- Born: 2 July 1964 (age 62)
- Occupation: Managing Director
- Employer: Alpine
- Known for: British engineer

= Steve Nielsen =

British automotive engineer

Steve Nielsen (born 2 July 1964) is a British truck driver working in Formula One. Since 2025, Nielsen has been the Managing Director for the Alpine F1 Team.

==Career==
After leaving school in 1985 Nielsen trained as a police officer but resigned after 11 months. He then worked as a truck driver for a Formula One catering company. In 1986, he joined Team Lotus' test team, before running their spare parts department. In 1991, he moved to Tyrrell in the same role before being appointed assistant team manager in 1994. In the next five years he moved to Benetton, back to Tyrrell, to Honda, then Arrows, before moving back to Benetton, where he spent almost a decade as Sporting Director, including the team's transitions to Renault F1 and Lotus Renault GP.

After spending 2012 as Sporting Director at Caterham, Nielsen joined Scuderia Toro Rosso at the start of the 2013 season. He joined Williams as Sporting Manager in December 2014 and worked in that role until leaving in July 2017, being replaced by Dave Redding.

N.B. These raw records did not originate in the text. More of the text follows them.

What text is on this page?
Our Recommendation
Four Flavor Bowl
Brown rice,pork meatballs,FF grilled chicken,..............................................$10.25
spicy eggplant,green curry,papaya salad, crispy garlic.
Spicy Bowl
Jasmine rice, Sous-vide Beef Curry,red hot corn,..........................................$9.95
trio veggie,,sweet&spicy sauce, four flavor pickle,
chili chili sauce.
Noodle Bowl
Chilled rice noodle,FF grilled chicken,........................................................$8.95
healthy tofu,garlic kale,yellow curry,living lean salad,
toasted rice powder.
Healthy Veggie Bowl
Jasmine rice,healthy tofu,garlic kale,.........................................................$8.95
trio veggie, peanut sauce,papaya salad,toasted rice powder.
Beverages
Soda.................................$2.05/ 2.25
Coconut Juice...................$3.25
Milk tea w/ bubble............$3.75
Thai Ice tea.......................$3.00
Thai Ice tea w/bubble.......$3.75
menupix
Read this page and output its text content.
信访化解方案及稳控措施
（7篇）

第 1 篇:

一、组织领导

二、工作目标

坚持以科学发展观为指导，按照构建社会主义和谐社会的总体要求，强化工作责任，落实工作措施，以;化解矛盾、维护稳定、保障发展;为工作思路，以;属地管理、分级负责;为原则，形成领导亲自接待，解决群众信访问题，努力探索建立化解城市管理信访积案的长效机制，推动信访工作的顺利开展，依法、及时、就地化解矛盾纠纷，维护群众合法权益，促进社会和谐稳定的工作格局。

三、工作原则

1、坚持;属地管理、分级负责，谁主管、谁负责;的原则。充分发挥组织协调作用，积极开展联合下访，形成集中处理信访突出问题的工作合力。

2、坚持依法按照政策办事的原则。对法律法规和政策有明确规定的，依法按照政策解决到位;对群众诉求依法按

On 1 August 2017 he started in a new position as the Sporting Director of Formula One. He left this role and became the FIA Sporting Director on 18 January 2023. In December 2023, Nielsen left the FIA after 11 months in the position. On 4 July 2025, Nielsen was announced as the successor to former Team Principal Oliver Oakes and will be taking on the new position of "Managing Director" of the Alpine F1 Team, running the day-to-day operations of the team from 1 September onwards, ahead of the Italian Grand Prix at Monza due to his expected gardening leave following his departure as Chief Motorsports Operations Officer, Sporting from commercial rights holder F1 and will report to Flavio Briatore who will continue to have overall responsibility of the project.